The National Assembly and Seoul City have teamed up to introduce a bill that restricts the dual business operations of local government-registered lend companies. This measure is aimed at preventing lend companies from causing financial accidents due to excessive side businesses. The legislation was prepared following the PS Financial incident, which resulted in losses amounting to approximately 260 billion won due to a Ponzi scheme (multi-level financial fraud) perpetrated by a lend company.
On the 14th, according to the status of legislation in the National Assembly, Representative Jo Eun-hee of the People Power Party proposed an amendment to the lend business law containing such provisions. The amendment includes a requirement to restrict dual business operations if a lend company engages in activities that cause conflicts of interest or violate public welfare. While specific industries will be determined through future enforcement decrees, among the types of dual businesses cited by relevant authorities are multi-level marketing and entertainment establishments.
The proposed amendment was based on suggestions made by Seoul City to the National Assembly. While registered lend businesses under the Financial Services Commission have already been subject to dual business restrictions, local government-registered lend companies have not faced such regulations. As local government-registered lend businesses are relatively small in scale, owners often engage in other businesses to make money. Some of these have caused financial accidents or committed public welfare crimes while operating separate businesses in addition to lend operations. In inspections last year, Seoul City uncovered cases where lend companies collected money from customers under the guise of investment funds. Instances of lend companies operating entertainment venues while lending money to employees at those venues at interest rates higher than the legal maximum interest rate (20% annually) were also discovered.

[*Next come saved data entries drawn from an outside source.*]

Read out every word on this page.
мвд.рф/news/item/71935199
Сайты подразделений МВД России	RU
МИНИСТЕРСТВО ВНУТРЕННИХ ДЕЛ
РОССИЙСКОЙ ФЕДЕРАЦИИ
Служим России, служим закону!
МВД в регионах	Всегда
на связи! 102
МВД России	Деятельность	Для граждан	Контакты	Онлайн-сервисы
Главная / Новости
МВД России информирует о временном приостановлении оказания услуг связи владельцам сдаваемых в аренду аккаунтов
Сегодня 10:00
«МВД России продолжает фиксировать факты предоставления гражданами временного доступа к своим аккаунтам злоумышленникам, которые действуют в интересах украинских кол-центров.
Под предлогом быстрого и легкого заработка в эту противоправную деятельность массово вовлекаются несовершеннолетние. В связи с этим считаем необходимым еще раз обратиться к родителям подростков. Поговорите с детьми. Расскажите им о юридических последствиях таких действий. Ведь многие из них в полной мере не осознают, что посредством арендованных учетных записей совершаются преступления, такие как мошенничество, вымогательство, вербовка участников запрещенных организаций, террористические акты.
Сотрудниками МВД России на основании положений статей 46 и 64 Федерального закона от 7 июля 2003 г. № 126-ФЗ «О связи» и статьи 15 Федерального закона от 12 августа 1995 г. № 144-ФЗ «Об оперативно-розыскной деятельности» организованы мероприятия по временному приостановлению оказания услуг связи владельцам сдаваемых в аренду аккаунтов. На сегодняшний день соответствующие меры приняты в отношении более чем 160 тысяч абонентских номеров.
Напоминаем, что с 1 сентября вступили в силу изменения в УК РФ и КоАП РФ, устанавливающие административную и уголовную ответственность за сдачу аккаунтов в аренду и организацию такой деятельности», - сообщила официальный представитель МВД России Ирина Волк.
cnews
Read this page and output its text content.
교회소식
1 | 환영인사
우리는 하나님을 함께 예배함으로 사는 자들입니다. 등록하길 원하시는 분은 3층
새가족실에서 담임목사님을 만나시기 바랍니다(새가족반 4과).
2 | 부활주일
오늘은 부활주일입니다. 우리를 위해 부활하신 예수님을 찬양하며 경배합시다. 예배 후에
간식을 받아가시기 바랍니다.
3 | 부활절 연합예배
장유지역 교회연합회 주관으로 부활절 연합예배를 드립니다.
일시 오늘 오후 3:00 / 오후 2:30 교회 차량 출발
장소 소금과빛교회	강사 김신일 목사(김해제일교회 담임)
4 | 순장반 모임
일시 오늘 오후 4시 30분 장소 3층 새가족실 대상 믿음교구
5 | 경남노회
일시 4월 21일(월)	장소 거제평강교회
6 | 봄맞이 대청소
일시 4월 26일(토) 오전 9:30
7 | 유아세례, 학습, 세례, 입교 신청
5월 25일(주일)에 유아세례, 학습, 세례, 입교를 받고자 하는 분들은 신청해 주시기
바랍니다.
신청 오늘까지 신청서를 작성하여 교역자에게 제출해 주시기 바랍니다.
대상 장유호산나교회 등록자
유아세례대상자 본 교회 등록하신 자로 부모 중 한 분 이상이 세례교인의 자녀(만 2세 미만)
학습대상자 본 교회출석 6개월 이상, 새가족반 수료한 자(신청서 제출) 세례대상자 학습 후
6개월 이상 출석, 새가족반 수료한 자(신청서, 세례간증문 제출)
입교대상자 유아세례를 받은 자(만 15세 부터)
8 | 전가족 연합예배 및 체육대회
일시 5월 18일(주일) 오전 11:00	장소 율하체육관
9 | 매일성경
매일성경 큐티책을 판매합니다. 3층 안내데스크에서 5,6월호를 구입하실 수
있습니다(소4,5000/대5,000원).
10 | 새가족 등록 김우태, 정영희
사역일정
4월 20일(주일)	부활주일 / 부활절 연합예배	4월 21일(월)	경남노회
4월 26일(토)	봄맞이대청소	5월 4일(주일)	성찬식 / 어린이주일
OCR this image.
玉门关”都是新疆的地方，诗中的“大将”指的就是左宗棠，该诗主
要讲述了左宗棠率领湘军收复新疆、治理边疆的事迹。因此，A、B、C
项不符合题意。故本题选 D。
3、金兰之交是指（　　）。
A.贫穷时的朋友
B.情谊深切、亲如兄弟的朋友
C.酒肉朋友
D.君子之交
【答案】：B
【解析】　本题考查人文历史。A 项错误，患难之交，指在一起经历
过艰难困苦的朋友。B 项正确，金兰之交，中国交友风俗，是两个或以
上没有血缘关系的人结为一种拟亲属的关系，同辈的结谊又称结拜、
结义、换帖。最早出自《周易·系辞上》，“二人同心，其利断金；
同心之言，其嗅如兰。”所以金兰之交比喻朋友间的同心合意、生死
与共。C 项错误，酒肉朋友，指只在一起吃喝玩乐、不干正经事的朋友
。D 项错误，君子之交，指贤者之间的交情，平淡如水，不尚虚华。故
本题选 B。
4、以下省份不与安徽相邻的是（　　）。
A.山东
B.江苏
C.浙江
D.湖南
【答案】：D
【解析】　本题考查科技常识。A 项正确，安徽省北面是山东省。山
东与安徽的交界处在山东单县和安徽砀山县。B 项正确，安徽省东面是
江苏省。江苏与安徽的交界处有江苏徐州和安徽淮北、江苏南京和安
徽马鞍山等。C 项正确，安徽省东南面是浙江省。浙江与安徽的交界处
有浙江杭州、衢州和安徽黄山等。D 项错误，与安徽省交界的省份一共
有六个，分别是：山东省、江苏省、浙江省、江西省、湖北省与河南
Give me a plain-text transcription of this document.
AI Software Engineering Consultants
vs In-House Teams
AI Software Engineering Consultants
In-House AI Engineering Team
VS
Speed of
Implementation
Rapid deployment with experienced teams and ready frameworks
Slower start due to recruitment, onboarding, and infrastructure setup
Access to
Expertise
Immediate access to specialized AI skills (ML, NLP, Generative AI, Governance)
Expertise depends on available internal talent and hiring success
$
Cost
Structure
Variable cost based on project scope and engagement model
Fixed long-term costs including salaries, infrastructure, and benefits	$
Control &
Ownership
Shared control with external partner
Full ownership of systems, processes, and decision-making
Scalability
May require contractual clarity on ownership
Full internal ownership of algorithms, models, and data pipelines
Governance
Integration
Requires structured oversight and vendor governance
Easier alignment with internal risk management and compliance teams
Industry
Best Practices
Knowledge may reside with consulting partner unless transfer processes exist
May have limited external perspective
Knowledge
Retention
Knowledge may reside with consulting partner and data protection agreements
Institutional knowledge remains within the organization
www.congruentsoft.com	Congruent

Moreover, the PS Financial incident that surfaced last year further underscored the necessity for restrictions on dual business operations of lend companies. PS Financial, a local government-registered lend company, engaged in similar illegal fundraising activities for seven years until the representative of the company disappeared in December last year, causing investment losses. PS Financial attracted investment by claiming to invest in small and medium-sized enterprise bonds, with current reported losses amounting to around 260 billion won. Although PS Financial was a legitimate company registered in Gangnam District, no significant action was taken against it during its investment activities due to the lack of existing dual business restrictions for local government-registered lend companies.
The National Assembly and Seoul City believe that establishing a legal basis for restrictions on dual business operations will enable more active management and supervision by local governments. This is because local governments will be able to impose fines on lend companies that violate dual business regulations or revoke their lending qualifications. A Seoul City official noted, "After the PS Financial incident came to light last year, we concluded that it is necessary to enhance the management and supervisory authority of local governments and actively suggested this legislation to the National Assembly." The official added, "If the bill passes, monitoring lend companies in the jurisdiction will become easier, and the potential for crime is expected to decrease."
Representative Jo Eun-hee emphasized, "The gaps in the management and supervision by local governments inevitably lead to harm for ordinary citizens," and stated, "We must overhaul the lending management system to prevent harm to citizens from illegal financial activities."